If McDonalds sold hot dogs would you be able to (w/ a straight face) order a McWeiner and tell them to supersize it?
My kids couldn’t give two shits about personal hygiene unless we are running late somewhere
Sliding my tongue in every hole not breaking eye contact with deli clerk is why they kicked me out & won’t let me buy Swiss cheese anymore.
The calories don’t count in the bites we have to take of our kid’s food to get them to eat it
It’s only the fifth day of school and my 9-year-old has already memorized the names of all 50 fourth graders who have cellphones.
My wife just sighed from the other room, which can only mean one of 1,850 things.

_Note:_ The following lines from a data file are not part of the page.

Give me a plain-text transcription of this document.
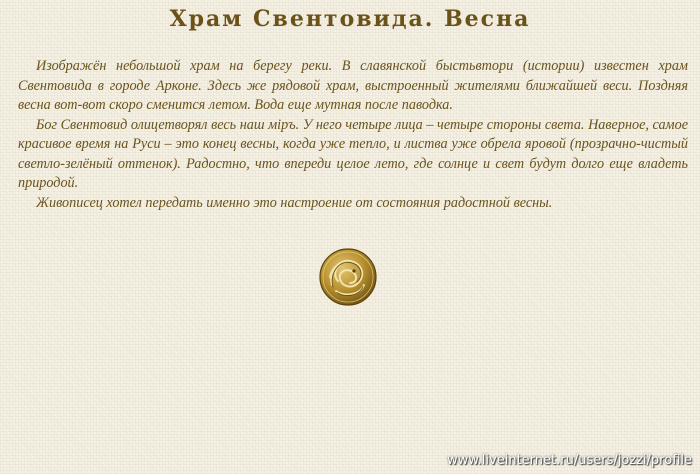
Храм Свентовида. Весна

Изображён небольшой храм на берегу реки. В славянской быстьвтори (истории) известен храм Свентовида в городе Арконе. Здесь же рядовой храм, выстроенный жителями ближайшей веси. Поздняя весна вот-вот скоро сменится летом. Вода еще мутная после паводка.

Бог Свентовид олицетворял весь наш міръ. У него четыре лица – четыре стороны света. Наверное, самое красивое время на Руси – это конец весны, когда уже тепло, и листва уже обрела яровой (прозрачно-чистый светло-зелёный оттенок). Радостно, что впереди целое лето, где солнце и свет будут долго еще владеть природой.

Живописец хотел передать именно это настроение от состояния радостной весны.

www.liveinternet.ru/users/jozzi/profile
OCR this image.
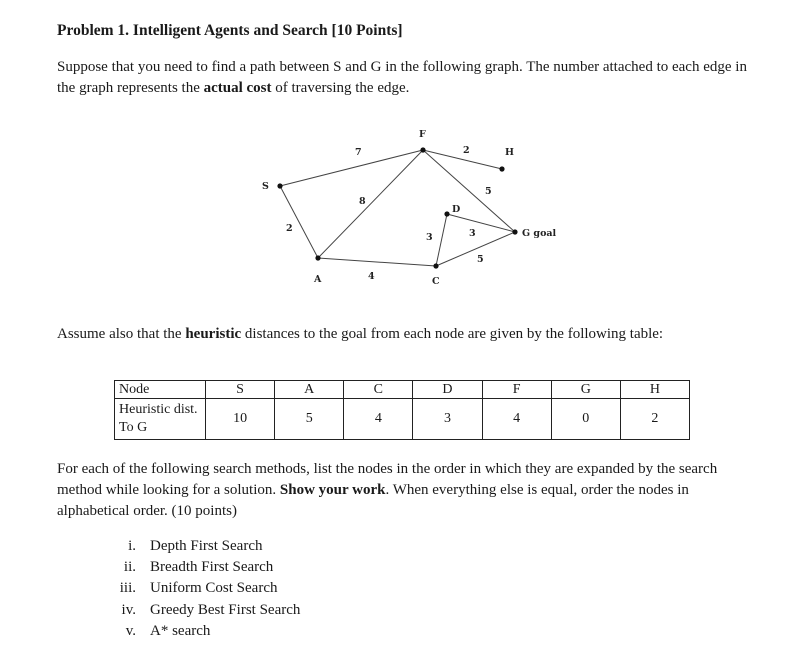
Problem 1. Intelligent Agents and Search [10 Points]

Suppose that you need to find a path between S and G in the following graph. The number attached to each edge in the graph represents the actual cost of traversing the edge.

S
A
F
H
D
C
G goal
7
2
8
4
2
5
3	3
5

Assume also that the heuristic distances to the goal from each node are given by the following table:

Node	S	A	C	D	F	G	H
Heuristic dist. To G	10	5	4	3	4	0	2

For each of the following search methods, list the nodes in the order in which they are expanded by the search method while looking for a solution. Show your work. When everything else is equal, order the nodes in alphabetical order. (10 points)

i. Depth First Search
ii. Breadth First Search
iii. Uniform Cost Search
iv. Greedy Best First Search
v. A* search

Been married six months and I can’t even remember the last time I felt lucky on Google.
Guy cuts me off in traffic.
I give him the finger.
He gives me the finger.
I give him my number.
We’re married now.
The worst thing about turning up at the ER drunk at 4am is explaining to the nurse that my 9 year old drove here.
teen me: I just wanna find a girl who’s nice and pretty and smart and kind
40s me: who wants to get freaky with mayonnaise, no weirdos
I bought 2 bird feeders and now my husband is actually frustrated there are “so many birds” in the backyard.
Who gets angry at birds eating free food from a wooden house? My delightful husband, that’s who.
Your neighbor is a sleeper agent, but not from one of the serious countries.
Me: I’ve always said I’d never get married again but there is one man that has changed my mind and that’s…
Him: Wow. *gets on one knee*
Me: …Mr. Bean
I just made the PERFECT phone call!
My parents didn’t answer.
Not to brag, but my tweets are enjoyed by well over 3 people worldwide.
I have a strange power dynamic with the cat as I can’t tell if I’ve been evicted or deposed. Either way, the centre of the bed is no longer mine.
“This has got to be the most boring reality show concept of all ti… wait, did they say TORNADO?”
– Me, totally not getting The Weather Channel
[blind date]
Date: tell me about yourself in 6 words or less.
Me: I’m a creep, I’m a weirdo.
Date: [laughing] nice Radiohead reference!
Me: [laughing louder] what Radiohead reference?
Not today, Satan.
Wait, what kind of cookies are those?